Brume de voyage
Kanji kawaï schizophrène
Tokyo jetlag

Je répond immédiatement à la question que tout le monde se pose – enfin surtout ma chère mère qui prépare sa valise pour nous rejoindre la semaine prochaine : quel temps fait-il ? Ben pas top. Il fait assez chaud (20 à 28°C) mais il y a de la pluie intermitente et un ciel grisou. Le Mont Fuji est autant dans la brume que nos cerveaux soumis aux troubles du sommeil post-décalage horaire.

Quand on arrive à Tokyo, on a toujours une impression de décalage. Et je ne parle pas seulement des 7 heures de décalage horaire que l’on a du mal à récupérer (surtout que le week-end à Marrakech n’a pas été de tout repos). Arriver à Tokyo, c’est pénétrer dans une autre dimension où les choses donneraient l’impression d’être un peu comme chez nous mais où les gens seraient en fait très différents.
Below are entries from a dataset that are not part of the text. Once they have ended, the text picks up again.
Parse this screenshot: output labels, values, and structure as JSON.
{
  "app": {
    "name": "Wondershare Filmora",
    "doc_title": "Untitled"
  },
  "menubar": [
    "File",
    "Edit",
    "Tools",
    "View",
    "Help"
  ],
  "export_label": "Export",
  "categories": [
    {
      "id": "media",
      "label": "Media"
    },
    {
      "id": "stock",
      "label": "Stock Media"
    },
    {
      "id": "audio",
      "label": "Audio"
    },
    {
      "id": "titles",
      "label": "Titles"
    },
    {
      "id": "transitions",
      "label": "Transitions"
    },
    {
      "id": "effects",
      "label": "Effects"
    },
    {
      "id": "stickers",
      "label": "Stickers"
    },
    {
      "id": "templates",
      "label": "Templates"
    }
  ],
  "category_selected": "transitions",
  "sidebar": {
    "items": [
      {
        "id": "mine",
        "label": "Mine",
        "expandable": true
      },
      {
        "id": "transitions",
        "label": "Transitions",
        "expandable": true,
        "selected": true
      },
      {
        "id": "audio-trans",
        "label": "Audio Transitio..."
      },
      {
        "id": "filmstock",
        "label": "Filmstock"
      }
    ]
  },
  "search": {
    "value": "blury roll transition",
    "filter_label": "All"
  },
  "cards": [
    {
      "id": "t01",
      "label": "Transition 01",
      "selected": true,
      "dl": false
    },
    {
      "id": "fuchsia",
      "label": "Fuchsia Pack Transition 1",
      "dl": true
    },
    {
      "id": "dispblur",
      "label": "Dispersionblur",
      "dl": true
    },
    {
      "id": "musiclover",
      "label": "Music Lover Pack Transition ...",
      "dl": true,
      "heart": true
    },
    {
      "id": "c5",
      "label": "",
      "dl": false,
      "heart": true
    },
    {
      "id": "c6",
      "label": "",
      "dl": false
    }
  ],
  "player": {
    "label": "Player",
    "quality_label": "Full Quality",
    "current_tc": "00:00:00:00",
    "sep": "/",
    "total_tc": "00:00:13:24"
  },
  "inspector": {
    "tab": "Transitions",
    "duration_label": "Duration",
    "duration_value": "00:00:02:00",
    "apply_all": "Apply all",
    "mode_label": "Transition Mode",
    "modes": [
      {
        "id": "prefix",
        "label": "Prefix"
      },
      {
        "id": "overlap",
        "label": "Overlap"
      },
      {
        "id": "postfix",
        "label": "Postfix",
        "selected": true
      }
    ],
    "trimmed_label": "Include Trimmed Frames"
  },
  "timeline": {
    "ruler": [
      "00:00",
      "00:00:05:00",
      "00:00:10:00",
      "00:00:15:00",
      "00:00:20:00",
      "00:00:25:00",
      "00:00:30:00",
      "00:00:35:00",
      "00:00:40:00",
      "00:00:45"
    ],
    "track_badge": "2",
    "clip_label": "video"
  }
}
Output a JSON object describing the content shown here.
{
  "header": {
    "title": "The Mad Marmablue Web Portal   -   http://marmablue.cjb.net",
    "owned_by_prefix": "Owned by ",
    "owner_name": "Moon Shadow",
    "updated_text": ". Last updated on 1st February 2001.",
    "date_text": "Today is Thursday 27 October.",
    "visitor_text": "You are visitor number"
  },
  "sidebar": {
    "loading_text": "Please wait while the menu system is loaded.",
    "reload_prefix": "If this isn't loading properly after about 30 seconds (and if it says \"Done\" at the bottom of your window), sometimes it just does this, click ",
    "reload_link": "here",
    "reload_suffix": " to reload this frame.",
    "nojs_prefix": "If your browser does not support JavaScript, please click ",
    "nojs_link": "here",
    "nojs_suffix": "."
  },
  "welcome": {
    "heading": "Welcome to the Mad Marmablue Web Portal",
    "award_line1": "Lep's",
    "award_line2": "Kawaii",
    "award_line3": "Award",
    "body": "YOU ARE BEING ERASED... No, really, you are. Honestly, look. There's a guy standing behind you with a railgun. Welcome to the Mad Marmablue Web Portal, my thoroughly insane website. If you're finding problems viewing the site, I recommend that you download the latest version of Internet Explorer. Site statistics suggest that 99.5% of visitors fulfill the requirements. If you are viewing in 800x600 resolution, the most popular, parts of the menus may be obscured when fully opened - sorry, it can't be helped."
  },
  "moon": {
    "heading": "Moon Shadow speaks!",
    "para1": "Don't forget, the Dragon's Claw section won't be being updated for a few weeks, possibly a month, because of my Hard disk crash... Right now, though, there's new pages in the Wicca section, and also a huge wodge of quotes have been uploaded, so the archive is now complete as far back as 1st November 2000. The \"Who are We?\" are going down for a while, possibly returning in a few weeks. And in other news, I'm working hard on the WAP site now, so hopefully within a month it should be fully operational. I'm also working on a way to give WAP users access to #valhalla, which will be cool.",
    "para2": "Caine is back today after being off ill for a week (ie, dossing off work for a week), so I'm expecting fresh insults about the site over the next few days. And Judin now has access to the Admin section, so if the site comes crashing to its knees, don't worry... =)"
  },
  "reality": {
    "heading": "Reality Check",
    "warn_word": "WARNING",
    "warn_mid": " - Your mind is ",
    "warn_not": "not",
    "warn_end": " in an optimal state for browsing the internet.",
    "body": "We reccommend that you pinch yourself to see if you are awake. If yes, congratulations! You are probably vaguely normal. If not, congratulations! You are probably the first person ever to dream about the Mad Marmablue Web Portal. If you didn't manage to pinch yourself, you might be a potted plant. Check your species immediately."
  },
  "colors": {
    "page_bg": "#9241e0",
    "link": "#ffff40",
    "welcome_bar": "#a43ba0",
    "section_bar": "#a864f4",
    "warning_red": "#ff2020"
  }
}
A l’aéroport, tout le monde attend ses bagages sagement derrière la ligne jaune, laissant de la place pour ceux qui doivent retirer leur bagage du tapis. Au passage piéton, tout le monde s’arrête quand le bonhomme est rouge, même quand il n’y a pas de voiture sur la route. Cela met à rude épreuve nos réflexes de parisiens dressés à exploiter chaque interstice du trafic. Sur le quai du métro, les voyageurs font la queue de part et d’autre de la porte pour laisser sortir les passagers et entrer dans le métro selon l’ordre d’arrivée sur le quai. Quinconque a déjà vécu la cohue du RER A mesurera la distance qui sépare les civilisations occidentale et japonaise.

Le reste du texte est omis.